Figure 5i and j illustrate the diagnostic analysis during days 173–178 and
219–224, respectively, for E2. Obviously, E2 is more likely to propagate in
the SH winter and is dramatically amplified by the mean flow instabilities
at the middle–high latitudes between ∼ 40 and
∼ 80 km. With EP flux propagating into the lower atmosphere,
it eventually propagates toward the Equator at ∼ 50 km.
Besides, E2 is amplified and propagated by the wave–mean flow interactions
near its critical layer (∼ 38 h) of the green curve and the
promoting effect of the positive-refractive-index region surrounded by the
yellow curve. Meanwhile, the weak instability and strong background wind at
∼ 50–60^{∘} S and ∼ 50–70 km provide the
energy for the propagation and amplification of EP flux into the lower
atmosphere during days 173–178 (Fig. 5i). According to the diagnostic
analysis of days 219–224, E2 obtains sufficient energy from strong
instability and strong background wind at ∼ 50–60^{∘} S
and ∼ 60–70 km. It is amplified and propagated into the lower
atmosphere through the critical layer and positive-refractive-index action
(as shown in Fig. 5j). The results show that the background wind at
∼ 50–60^{∘} S and ∼ 50–70 km is weaker on
days 173–178 than on days 219–224; and the instability at ∼ 50–60^{∘} S and ∼ 60–70 km is stronger on days 219–224
than on days 173–178. Our results show that E2 has absorbed sufficient
energy to be amplified under the background conditions during days 219–224
(Fig. 5a, b).

Figure 6a and b show the observed spectra of E3 at ∼ 48.2 km
and ∼ 60–70^{∘} S on days 151–154 and 201–204, and the
wave periods of locked wavenumber −3 are ∼ 29 and
∼ 29 h, respectively. The corresponding temperature spatial
structures of these E3 periods (i.e., ∼ 29 and ∼ 29 h)
are displayed in Fig. 6c and d.

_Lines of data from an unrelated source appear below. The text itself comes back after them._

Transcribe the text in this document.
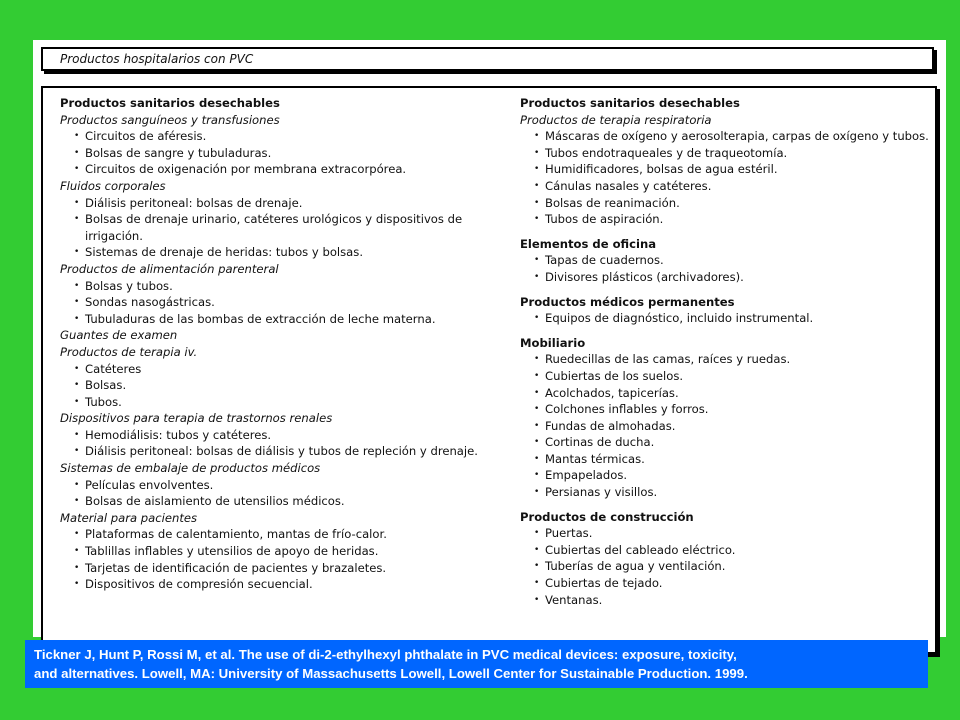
Productos hospitalarios con PVC
Productos sanitarios desechables
Productos sanguíneos y transfusiones
• Circuitos de aféresis.
• Bolsas de sangre y tubuladuras.
• Circuitos de oxigenación por membrana extracorpórea.
Fluidos corporales
• Diálisis peritoneal: bolsas de drenaje.
• Bolsas de drenaje urinario, catéteres urológicos y dispositivos de irrigación.
• Sistemas de drenaje de heridas: tubos y bolsas.
Productos de alimentación parenteral
• Bolsas y tubos.
• Sondas nasogástricas.
• Tubuladuras de las bombas de extracción de leche materna.
Guantes de examen
Productos de terapia iv.
• Catéteres
• Bolsas.
• Tubos.
Dispositivos para terapia de trastornos renales
• Hemodiálisis: tubos y catéteres.
• Diálisis peritoneal: bolsas de diálisis y tubos de repleción y drenaje.
Sistemas de embalaje de productos médicos
• Películas envolventes.
• Bolsas de aislamiento de utensilios médicos.
Material para pacientes
• Plataformas de calentamiento, mantas de frío-calor.
• Tablillas inflables y utensilios de apoyo de heridas.
• Tarjetas de identificación de pacientes y brazaletes.
• Dispositivos de compresión secuencial.
Productos sanitarios desechables
Productos de terapia respiratoria
• Máscaras de oxígeno y aerosolterapia, carpas de oxígeno y tubos.
• Tubos endotraqueales y de traqueotomía.
• Humidificadores, bolsas de agua estéril.
• Cánulas nasales y catéteres.
• Bolsas de reanimación.
• Tubos de aspiración.
Elementos de oficina
• Tapas de cuadernos.
• Divisores plásticos (archivadores).
Productos médicos permanentes
• Equipos de diagnóstico, incluido instrumental.
Mobiliario
• Ruedecillas de las camas, raíces y ruedas.
• Cubiertas de los suelos.
• Acolchados, tapicerías.
• Colchones inflables y forros.
• Fundas de almohadas.
• Cortinas de ducha.
• Mantas térmicas.
• Empapelados.
• Persianas y visillos.
Productos de construcción
• Puertas.
• Cubiertas del cableado eléctrico.
• Tuberías de agua y ventilación.
• Cubiertas de tejado.
• Ventanas.
Tickner J, Hunt P, Rossi M, et al. The use of di-2-ethylhexyl phthalate in PVC medical devices: exposure, toxicity,
and alternatives. Lowell, MA: University of Massachusetts Lowell, Lowell Center for Sustainable Production. 1999.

The temperature spatial structure of E3
shows an obvious amplitude bimodal structure at ∼ 60–70^{∘} S and ∼ 50 km, and ∼ 60–70^{∘} S and ∼ 60 km, with the maximum at
∼ 60–70^{∘} S and ∼ 50 km. Besides, E3
also has a weak peak at ∼ 60–70^{∘} S and
∼ 70 km. The strongest temperature amplitude of E3 occurs at
∼ 50 km and ∼ 60–70^{∘} S with an
amplitude of ∼ 6 K on days 151–154, and the other peak is
∼ 5 K (∼ 60–70^{∘} S and ∼ 60 km). The temperature amplitude of ∼ 5 K happens at
∼ 50 km (∼ 60 km) and ∼ 60–70^{∘} S during days 201–204. The corresponding spatial structures
of zonal wind and meridional wind of these E3 events are shown in Fig. 6e–h. The zonal wind spatial structure of E3 shows an obvious amplitude
bimodal structure at ∼ 70–80^{∘} S and ∼ 60 km and ∼ 50–60^{∘} S and ∼ 60 km. The
zonal wind amplitudes of E3 occur at ∼ 70–80^{∘} S and
∼ 60 km (∼ 50–60^{∘} S and
∼ 60 km) with an amplitude of ∼ 9 m/s on days 151–154 and ∼ 9 m/s at ∼ 70–80^{∘} S and
∼ 60 km (∼ 50–60^{∘} S and
∼ 60 km) on days 201–204. The amplitude of E3 meridional wind
hits ∼ 13 m/s at ∼ 60–70^{∘} S and
∼ 55 km (days 151–154) and ∼ 16 m/s at
∼ 60–70^{∘} S and ∼ 55 km (days 201–204).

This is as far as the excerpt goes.